Energy and Resources Minister Gerry Brownlee doubtless expected a backlash when he floated the idea of reviewing the ban on mining on high-value land in the conservation estate. The name on the portfolio is an unambiguous reminder of his remit and the fact that his ministerial responsibilities include economic development simply underlines his duty.
Brownlee made his intentions known in a speech to an audience that was always likely to be impressed: the annual conference of Australasian Institute of Mining and Metallurgy which was held in Queenstown at the end of August. In a part of the speech devoted to "improving access to mineral resources", he floated the idea of a review of Schedule 4 of the Crown Minerals Act.

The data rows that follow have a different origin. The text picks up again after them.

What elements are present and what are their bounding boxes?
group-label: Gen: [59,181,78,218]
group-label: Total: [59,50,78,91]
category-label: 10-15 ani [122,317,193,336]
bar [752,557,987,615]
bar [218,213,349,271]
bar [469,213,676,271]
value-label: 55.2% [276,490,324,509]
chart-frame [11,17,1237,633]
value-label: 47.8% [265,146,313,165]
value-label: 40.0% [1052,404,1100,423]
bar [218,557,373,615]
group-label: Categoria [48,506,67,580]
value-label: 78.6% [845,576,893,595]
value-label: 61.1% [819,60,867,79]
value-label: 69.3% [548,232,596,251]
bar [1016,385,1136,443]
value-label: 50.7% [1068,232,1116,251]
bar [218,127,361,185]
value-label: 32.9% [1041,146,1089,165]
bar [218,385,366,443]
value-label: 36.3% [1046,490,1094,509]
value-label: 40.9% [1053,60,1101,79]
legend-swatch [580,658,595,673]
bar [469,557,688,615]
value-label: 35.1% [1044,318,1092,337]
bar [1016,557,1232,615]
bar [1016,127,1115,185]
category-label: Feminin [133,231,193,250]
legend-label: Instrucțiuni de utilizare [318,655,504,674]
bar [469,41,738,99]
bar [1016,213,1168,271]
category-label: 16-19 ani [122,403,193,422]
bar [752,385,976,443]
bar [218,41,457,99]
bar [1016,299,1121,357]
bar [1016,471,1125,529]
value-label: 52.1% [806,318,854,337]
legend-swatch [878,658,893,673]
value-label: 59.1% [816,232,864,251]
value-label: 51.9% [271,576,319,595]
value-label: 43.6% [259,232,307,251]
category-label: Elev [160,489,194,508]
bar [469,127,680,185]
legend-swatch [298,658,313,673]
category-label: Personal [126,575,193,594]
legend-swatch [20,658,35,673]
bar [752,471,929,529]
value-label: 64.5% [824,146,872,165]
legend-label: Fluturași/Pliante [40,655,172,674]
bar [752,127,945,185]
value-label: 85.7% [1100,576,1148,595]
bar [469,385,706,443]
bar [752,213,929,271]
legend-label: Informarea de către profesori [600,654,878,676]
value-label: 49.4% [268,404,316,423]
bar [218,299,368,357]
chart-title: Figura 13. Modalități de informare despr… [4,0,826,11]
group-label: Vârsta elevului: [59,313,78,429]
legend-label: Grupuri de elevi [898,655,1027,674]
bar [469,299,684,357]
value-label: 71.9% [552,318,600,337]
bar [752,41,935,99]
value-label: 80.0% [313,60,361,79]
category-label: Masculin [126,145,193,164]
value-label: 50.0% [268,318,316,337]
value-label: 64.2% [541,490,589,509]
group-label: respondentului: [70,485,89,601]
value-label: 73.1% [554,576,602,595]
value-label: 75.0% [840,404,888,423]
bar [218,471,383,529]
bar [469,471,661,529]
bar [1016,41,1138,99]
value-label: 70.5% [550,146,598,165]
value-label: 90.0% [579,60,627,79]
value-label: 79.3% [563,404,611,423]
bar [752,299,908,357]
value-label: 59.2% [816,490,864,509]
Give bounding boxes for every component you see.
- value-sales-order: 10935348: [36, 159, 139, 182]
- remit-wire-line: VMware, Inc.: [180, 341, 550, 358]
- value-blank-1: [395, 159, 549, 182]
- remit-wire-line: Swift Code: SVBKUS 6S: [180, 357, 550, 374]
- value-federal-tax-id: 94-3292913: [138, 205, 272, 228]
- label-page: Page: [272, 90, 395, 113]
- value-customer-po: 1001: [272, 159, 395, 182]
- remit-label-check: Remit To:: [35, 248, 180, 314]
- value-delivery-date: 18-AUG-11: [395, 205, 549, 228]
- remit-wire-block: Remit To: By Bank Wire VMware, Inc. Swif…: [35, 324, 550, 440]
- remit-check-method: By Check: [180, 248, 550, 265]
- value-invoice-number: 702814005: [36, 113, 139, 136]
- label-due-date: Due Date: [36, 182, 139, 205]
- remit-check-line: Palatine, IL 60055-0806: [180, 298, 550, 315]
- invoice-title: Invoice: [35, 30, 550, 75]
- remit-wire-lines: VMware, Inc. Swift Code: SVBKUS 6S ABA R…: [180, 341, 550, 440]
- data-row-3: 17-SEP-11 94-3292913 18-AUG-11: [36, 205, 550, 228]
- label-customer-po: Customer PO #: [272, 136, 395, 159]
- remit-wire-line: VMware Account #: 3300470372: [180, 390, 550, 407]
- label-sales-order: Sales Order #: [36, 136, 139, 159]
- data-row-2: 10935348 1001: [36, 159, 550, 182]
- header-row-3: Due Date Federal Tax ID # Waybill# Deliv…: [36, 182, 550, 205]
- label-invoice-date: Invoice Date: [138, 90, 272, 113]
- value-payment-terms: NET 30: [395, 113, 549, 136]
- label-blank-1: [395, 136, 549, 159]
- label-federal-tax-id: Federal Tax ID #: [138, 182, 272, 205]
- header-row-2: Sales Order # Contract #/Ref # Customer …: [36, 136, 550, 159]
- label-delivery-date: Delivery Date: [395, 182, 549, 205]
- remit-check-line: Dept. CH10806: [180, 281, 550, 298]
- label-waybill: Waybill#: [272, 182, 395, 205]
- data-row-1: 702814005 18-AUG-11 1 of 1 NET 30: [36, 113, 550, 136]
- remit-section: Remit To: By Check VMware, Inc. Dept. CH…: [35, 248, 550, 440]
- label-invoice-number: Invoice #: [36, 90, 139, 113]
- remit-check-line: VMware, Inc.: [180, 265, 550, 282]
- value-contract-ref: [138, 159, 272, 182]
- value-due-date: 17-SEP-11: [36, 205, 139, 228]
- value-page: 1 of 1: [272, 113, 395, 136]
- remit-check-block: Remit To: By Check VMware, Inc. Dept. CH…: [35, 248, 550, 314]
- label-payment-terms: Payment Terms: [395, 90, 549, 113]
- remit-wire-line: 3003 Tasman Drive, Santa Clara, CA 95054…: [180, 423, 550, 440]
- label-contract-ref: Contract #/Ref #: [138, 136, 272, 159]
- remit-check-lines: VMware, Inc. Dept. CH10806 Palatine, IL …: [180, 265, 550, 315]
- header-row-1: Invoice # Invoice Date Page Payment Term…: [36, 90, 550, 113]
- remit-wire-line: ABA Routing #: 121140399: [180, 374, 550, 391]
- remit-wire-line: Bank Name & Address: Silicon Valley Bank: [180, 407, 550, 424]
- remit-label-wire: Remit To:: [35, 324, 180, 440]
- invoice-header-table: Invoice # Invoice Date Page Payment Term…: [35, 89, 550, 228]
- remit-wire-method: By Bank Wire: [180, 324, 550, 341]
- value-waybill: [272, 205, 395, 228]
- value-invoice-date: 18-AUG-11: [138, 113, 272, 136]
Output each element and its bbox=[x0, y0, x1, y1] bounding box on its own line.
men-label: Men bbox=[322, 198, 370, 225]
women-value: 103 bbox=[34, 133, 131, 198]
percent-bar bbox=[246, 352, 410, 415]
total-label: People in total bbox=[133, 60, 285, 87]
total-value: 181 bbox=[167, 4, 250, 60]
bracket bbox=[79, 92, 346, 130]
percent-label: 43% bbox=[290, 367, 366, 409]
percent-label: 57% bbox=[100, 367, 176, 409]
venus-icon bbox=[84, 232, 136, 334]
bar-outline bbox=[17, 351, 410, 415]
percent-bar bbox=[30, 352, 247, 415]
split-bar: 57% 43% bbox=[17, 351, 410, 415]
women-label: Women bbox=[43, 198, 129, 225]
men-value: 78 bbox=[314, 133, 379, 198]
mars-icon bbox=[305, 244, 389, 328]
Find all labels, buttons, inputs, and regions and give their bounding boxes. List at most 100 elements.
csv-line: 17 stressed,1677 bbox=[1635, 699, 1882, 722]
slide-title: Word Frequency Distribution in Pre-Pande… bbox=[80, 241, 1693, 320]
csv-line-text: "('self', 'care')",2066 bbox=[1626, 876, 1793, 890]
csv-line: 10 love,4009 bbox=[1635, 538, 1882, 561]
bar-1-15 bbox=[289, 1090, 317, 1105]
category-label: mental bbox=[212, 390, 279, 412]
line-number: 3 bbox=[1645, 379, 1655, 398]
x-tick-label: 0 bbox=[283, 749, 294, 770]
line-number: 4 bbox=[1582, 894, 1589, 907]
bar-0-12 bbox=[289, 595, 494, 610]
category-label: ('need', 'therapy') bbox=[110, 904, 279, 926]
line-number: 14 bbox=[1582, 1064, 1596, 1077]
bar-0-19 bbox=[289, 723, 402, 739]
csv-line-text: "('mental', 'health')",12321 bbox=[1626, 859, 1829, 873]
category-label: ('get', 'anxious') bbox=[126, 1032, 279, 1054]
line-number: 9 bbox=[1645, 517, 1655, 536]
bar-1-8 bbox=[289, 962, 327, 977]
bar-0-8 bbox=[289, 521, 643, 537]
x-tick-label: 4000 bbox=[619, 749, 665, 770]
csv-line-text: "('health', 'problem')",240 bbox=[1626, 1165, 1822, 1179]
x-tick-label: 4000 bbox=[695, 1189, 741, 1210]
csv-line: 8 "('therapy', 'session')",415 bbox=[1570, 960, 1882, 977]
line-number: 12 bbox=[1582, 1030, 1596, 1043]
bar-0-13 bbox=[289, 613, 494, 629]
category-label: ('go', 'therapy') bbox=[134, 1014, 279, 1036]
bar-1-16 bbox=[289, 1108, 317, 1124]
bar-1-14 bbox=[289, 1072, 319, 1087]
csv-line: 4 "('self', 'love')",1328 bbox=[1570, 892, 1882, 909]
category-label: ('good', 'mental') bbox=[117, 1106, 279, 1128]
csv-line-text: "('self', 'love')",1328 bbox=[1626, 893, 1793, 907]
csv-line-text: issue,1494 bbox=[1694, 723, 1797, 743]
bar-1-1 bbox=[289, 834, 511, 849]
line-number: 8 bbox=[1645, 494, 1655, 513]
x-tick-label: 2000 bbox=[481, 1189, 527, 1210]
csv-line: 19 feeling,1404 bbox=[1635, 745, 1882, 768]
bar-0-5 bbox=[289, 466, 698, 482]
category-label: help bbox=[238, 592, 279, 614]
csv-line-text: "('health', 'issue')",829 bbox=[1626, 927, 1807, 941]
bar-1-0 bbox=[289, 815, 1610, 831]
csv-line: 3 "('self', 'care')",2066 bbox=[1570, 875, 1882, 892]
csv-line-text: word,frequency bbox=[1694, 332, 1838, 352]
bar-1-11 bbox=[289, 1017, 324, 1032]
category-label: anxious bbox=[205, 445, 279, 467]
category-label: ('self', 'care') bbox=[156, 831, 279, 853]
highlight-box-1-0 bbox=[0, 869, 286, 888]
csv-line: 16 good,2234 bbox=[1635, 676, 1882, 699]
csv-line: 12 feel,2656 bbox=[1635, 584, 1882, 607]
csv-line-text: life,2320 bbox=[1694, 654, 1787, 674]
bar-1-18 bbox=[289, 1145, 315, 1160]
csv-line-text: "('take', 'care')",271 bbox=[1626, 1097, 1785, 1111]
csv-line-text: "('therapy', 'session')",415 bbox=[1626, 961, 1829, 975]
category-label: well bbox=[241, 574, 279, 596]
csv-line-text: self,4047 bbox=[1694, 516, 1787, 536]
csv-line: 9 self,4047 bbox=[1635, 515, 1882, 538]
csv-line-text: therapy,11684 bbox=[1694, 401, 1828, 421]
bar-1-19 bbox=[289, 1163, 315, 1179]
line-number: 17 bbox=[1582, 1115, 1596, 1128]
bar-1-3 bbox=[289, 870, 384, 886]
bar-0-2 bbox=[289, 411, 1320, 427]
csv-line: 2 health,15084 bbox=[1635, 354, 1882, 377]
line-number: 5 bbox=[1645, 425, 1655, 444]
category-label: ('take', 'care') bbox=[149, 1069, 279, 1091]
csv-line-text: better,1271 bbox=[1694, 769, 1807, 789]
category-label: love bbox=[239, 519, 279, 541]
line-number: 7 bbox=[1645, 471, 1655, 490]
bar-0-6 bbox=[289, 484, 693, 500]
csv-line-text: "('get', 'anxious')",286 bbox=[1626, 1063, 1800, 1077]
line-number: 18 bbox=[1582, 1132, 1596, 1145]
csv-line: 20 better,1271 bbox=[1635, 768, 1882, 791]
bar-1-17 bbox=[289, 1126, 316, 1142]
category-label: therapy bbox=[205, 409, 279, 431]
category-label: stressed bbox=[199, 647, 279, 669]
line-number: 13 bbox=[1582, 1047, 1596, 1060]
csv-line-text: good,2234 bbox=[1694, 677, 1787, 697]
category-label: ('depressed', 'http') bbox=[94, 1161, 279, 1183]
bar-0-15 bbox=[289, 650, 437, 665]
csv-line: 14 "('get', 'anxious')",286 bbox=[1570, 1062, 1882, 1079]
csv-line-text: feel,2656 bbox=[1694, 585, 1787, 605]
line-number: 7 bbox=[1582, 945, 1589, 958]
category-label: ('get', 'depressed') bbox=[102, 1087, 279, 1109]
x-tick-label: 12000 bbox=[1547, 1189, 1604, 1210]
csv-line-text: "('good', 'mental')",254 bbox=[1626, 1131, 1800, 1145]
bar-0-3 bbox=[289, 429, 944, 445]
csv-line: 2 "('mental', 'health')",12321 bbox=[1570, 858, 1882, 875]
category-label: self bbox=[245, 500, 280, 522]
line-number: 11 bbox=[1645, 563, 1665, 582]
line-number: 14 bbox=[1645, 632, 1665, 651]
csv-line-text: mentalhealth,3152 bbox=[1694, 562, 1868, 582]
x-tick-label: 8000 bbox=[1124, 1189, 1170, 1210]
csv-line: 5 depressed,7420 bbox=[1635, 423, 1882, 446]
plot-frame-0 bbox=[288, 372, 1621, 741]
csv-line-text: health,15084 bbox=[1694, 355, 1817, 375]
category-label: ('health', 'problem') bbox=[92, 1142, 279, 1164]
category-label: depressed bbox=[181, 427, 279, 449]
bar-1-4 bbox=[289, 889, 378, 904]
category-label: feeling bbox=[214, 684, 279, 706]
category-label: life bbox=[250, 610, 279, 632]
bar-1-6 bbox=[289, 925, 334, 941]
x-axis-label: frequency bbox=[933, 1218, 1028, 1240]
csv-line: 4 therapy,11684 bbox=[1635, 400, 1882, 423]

That schedule is a list of land areas of high conservation value where mining is effectively banned . It was considerably expanded by the Labour-led Government less than a month before the last election, and now includes virtually all of every national park, along with most marine and scientific reserves and wilderness areas.
Brownlee said in the speech that an estimated 70 per cent of the country's mineral wealth - which might include zinc, lead, copper, nickel, tin and tungsten - lies under the surface of DoC-administered land and that almost half of it is in Schedule 4 land, beyond the reach of exploitation and locked up for ever. And, with the agreement of the Minister of Conservation, Tim Groser, he has ordered a review of that state of affairs.
This is scarcely high treason. Governments routinely review and repeal laws enacted by their predecessors. They know that they misjudge the public mood at their peril - when Don Brash as Opposition leader was sprung suggesting that the ban on nuclear warships would be "gone by lunchtime" if he were PM, he felt the chill wind of public opinion very quickly - but they are not elected to administer the decisions of their political opponents.
It was perhaps predictable that Brownlee's speech would be greeted with horror by conservationists. Typical was Kevin Hackwell, the tireless advocacy manager for Forest & Bird, who, in an op ed piece in the Herald, conjured the images of an open-cast mine on the bird sanctuary of Little Barrier Island and a large pit scarring the face of Mt Moehau at the top of the Coromandel Peninsula. Others, including former Greens co-leader Jeanette Fitzsimons, spoke of the Schedule 4 land as "the jewels in the crown" of the conservation estate, by implication characterising mining as an inevitably destructive process which must, by its nature, consume something of beauty.
Yet good sense must see this as an overreaction: plainly there would not be more than a handful of people who would countenance the idea of mining activity that destroyed wilderness of surpassing beauty and conservation value. But conservationists need to accept that these values do not inhere in every square metre of every piece of Schedule 4 land. And beauty is in the eye of the beholder: an unemployed worker in a small provincial town may detect less lustre than a city yuppie who wants somewhere nice to go tramping. In this argument, as in most, no value is absolute and the minister is entitled to raise the matter for discussion.
At the same time, he owes us all the duty of complete straightforwardness. This week, the Prime Minister, who as Tourism Minister recognises "the importance of [the conservation estate] to the New Zealand economy" was describing Brownlee's suggestion as a "stocktake of what's there", an anodyne choice of words. But the speech refers to the need to "determine areas ... that, with the removal of the access prohibition ... could through responsible mining techniques contribute considerably to our prosperity".
That is more explicit: if it's there and worth mining, it suggests, we will mine it. He should be in no doubt that the vast majority of New Zealanders would not take such a gung-ho view. Watch this space.